Vakıa Takım Kumandanı, açılma hareketine başlanılan mahalden kendisine yürüyüş istikameti olarak tayin edilen küçük çam ormanını, daha henüz sırtta iken göremezdi. Lakin mezkûr tarassut (adı geçen gözleme) noktasını terk etmeden evvel hareket istikamet-i umumiyesi üzerinde, mesela büyük caddenin tarafeynindeki (iki tarafındaki) ağaçlardan bir büyük ağaç gibi uzaktan kolaylıkla tefrik edilen mutavassıt (orta) bir nokta bulabilirdi.
Takımını yaymadan evvel cepheyi tamamiyle bu yeni noktaya göre almalıydı ve ancak bundan sonra takımını yaymalıydı. Bu suretle, yaysaydı; hissolunduğu anda icrasına imkân verilmeyecek olan bu yan yürüyüşten ve tebdil-i istikametten (değişik yönden) içtinabetmiş (çekinmiş) olurdu.
Teşekkür olunur ki, düşman topçu bunu yapmadı. Bunu telafi için biraz sonra düşman piyadesi muhaciminin takriben kendisinden 1300 metre mesafede bulunan ikinci zayıf hattını ateş altına aldı. Bu ateşin tesiri pek az olabilirdi. Bu hale karşı Mehmed Çavuş'un, cesaretine halel getirmeyip ileri yürümeye devam edişi doğrudur. Muharebede böyle bais-i tereddüt (tereddüt konusu) olabilecek anlar, efradın son derece terbiye ve intizamını ve küçük zâbitanın sıkı bir nezaretini icabettirir. Bu husus, nazar-ı dikkatten kaybedilmemek iktiza eden (gereken) bir noktadır.
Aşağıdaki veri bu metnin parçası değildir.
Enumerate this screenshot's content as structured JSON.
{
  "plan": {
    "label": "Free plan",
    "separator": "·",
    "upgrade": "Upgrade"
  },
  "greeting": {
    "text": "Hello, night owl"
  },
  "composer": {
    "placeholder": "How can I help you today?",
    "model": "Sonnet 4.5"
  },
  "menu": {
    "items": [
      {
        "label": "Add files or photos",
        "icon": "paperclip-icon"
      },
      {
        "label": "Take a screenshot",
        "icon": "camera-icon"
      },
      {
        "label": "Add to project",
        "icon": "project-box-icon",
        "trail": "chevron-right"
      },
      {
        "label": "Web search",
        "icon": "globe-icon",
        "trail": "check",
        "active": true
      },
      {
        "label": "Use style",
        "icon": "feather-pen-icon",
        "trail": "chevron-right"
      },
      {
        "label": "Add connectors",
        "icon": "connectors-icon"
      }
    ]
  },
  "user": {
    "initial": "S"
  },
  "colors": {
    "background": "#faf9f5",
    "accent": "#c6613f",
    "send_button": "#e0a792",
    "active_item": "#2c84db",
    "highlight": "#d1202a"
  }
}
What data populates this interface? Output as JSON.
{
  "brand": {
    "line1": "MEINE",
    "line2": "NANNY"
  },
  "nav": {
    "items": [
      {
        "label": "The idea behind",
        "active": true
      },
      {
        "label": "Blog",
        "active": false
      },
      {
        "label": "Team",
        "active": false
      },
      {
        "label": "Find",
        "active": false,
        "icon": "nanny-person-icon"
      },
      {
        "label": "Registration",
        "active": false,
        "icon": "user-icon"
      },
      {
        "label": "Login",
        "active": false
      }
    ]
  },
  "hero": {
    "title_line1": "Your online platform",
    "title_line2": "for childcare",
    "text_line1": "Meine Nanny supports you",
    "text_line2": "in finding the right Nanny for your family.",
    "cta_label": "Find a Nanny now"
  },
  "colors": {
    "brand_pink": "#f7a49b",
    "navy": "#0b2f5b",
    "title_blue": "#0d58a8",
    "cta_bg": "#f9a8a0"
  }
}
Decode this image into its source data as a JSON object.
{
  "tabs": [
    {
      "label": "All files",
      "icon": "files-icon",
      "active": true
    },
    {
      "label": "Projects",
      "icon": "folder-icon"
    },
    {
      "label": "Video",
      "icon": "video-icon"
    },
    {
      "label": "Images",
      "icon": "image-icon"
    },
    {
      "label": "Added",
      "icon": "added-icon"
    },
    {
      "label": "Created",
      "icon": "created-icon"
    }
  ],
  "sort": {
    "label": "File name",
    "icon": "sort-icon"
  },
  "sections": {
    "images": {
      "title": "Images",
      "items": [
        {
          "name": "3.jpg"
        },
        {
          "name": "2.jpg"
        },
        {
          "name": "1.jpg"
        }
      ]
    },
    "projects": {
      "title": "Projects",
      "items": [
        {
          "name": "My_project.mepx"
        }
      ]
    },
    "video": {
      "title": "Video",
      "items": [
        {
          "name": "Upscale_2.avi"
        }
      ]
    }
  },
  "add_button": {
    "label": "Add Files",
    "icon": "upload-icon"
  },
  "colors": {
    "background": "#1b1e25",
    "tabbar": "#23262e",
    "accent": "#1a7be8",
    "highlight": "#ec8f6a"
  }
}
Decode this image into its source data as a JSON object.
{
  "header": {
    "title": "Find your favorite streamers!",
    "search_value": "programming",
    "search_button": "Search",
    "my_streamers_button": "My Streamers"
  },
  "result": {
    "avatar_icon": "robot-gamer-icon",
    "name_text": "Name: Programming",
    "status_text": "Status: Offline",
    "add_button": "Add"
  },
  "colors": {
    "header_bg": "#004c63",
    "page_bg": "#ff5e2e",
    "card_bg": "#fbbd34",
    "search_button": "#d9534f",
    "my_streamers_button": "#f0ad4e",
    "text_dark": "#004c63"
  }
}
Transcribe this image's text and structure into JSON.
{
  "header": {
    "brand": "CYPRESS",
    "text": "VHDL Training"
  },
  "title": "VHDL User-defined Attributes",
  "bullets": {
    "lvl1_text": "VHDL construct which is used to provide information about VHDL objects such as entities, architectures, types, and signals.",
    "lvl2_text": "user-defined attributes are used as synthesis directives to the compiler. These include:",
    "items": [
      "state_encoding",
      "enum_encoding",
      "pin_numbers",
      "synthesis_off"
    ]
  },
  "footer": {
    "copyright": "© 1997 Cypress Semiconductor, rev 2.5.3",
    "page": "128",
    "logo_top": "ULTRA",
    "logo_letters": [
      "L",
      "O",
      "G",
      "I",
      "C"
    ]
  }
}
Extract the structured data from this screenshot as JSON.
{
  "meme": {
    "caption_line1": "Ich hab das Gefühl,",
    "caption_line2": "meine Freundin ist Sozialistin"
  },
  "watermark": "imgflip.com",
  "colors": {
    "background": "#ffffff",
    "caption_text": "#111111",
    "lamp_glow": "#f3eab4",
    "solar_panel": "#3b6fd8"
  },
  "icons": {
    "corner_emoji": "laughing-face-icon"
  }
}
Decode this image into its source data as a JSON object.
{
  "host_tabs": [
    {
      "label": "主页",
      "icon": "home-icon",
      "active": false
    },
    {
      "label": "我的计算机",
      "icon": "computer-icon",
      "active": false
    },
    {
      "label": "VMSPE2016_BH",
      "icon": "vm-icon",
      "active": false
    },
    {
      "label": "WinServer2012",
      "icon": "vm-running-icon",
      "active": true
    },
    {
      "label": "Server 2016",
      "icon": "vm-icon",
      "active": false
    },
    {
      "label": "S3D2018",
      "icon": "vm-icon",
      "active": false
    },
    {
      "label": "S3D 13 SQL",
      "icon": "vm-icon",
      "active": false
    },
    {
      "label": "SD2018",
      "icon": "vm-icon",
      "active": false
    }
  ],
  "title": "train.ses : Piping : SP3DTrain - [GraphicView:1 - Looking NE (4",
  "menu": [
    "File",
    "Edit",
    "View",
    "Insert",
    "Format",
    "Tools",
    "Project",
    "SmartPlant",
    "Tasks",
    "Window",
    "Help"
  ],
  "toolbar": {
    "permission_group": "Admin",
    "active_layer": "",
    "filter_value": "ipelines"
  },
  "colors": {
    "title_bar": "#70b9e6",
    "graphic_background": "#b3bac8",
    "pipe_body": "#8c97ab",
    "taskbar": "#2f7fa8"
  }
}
Birinci nısıf takım (Hasan Çavuş) düşman ateşine doğrudan doğruya cevap vermemekte ve mestur (gizli) kalmakta pek doğru hareket etti. Takım Kumandanı'nın ateşe kesif avcı hattile başlamaya dikkat etmesi tamamiyle musiptir. Lakin bu tasavvurunu mevki-i icraya (uygulama alanına) koymak için, yeni tertibatı alıncaya kadar takımının yanında kalması daha muvafık (uygun) olurdu. Bu sıradaki bir küçük zâbiti muhamminlerle beraber küçük çam ormanına göndermek kâfi idi. Yanında mevcut bulunduğu takdirde bu küçük zâbite bir (telemetre) dahi verebilirdi.